Terdengar alunan musik di dalam mobil yang dikemudikan Edgar. Lagu yang sedang di putar oleh Edgar berjudul Time of our life, yang dibawakan oleh band asal Korea, Day6.
Dewa yang berada di sebelah kurai kemudi berdecak. "Aku gak nyangka orang kayak kamu suka sama Kpop."
Edgar terkekeh. "Orang kayak aku yang gimana? Setiap orang punya selera musik yang berbeda, dan aku lagi suka banget sama lagu lagunya Day6 sekarang."
Dewa mengganguk. "Enak sih emang lagunya, aku taunya cuman yang berjudul Shoot me sama Congratilations doang."
"Oh iya, ini yang aku puter itu lagu terbarunya mereka."
Mereka berdua sedang berkendara menuju salah satu Arena tarung bebas di sebuah kecamatan. Mereka tidak ke Arena biasanya karena lawannya mengundang mereka ke Kandangnya sih katanya. Kali ini yang bertarung adalah Dewa, Edgar sedang tidak mood katanya.
"De, lawan kamu kali ini bener2 kuat loh. Yang aku lihat dia hanya pernah kalah sekali, dan tau gak siapa yang ngalahin?"
Dewa menggeleng, memikirkan siapa yang berhasil mengalahkan calon lawannya kali ini.
Edgar menghela nafasnya. "Gracia, tapi Gre awalnya waktu itu kalah karena abis diputusin Shani. Dia gak konsen, Akhirnya setelah beberapa hari dia pulih. Mereka tanding lagi, dan ajaibnya tuh cewek menang. Walau wajah dan kondisinya ancur ancuran, tapi tuh cewek berhasil bikin malu lawannya, karena ya semua bertaruh buat lawannya." jelas Edgar panjang kali lebar sama dengan luas ruangan. Eh apasih.
Dewa menyandarkan tubuhnya, AC di mobil tak cukup mendinginkan pikirannya saat ini. Berbagai bayangan kalah memenuhi pikirannya. "Aku kagum sekaligus heran sama Gracia, kok ada cewek sekuat dia ya. Bahkan dia jadi gak terkalahkan loh di Arena kita, aku juga pernah kalah sama dia. Gara gara dia marah sama aku waktu manasin kamu."
Edgar tertawa keras kali ini. "Jangankan kamu, aku aja kalah loh sama dia. Berasa gagal jadi cowok, dia tuh mainnya gak bar bar tapi langsung joss gitu. Teknik yang gak bakal bisa ditiruin sama orang amatiran.
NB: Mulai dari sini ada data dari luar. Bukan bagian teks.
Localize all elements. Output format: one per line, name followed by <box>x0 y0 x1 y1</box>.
Cewek tapi bisa lawan 3 cowok petarung semua lagi."
Mobil berbelok ke arah kiri, memasuki kawasan yang bisa dibilang sepi. Kanan kiri hanya ada pohon, dan jalanan pun berkelok kelok. Mungkin mereka sudah dekat dengan Arenanya.
Helaan nafas lolos dari bibir Dewa. "Aku sakit saat inget dulu kamu rela ngalah, rela aku gebukin cuma buat bisa deket sama aku. Gak sakit hem?"
"Sakit lah, tapi mau gimana. Susaaah banget buat deketin kamu, ada aja alasan kamu buat menghindar."
Banyak obrolan mereka, Tanpa sadar kini mereka sudah sampai parkiran Arena. Sudah banyak kendaraan yang berjejer rapi. Sungguh orang tak akan mengira jika di tengah hutan ada sebuah Arena sebesar ini. Lebih besar dari Arena yang biasa mereka kunjungi.
Saat Dewa akan keluar, Edgar menahannya. "Lawan kamu namanya Vando, umurnya udah 23. Jelas dia bodynya lebih besar daripada kamu. Mungkin se aku tapi kurang besar dikit."
"Serius?"
"Serius, jangan buang banyak tenaga dengan main bar bar. Pake teknik bertahan aja dulu, kuras tenaga dia. Baca arah serangan dan cari kelemahan dia, serang saat tenaga dia beneran terkuras."
Dewa mengangguk, seperti mendengar arahan dari sang pelatih.
Edgar mengelus kepala Dewa dengan Sayang. Dia tersenyum, kemudian mengecup pipi Dewa sekilas. "Aku sayaaang banget sama kamu, jangan sampe konsentrasi kamu pecah ya. Aku gak mau kamu luka yang serius. Nanti aku ada kejutan setelah kamu selesai."
Dewa menunduk, menurunkan tangan Edgar yang mengelus kepalanya. Dia menggenggam tangan itu. "Aku janji demi kamu kalo aku bakal konsen, selalu doain aku ya. Aku gak janji bakal menang, tapi aku akan optimis."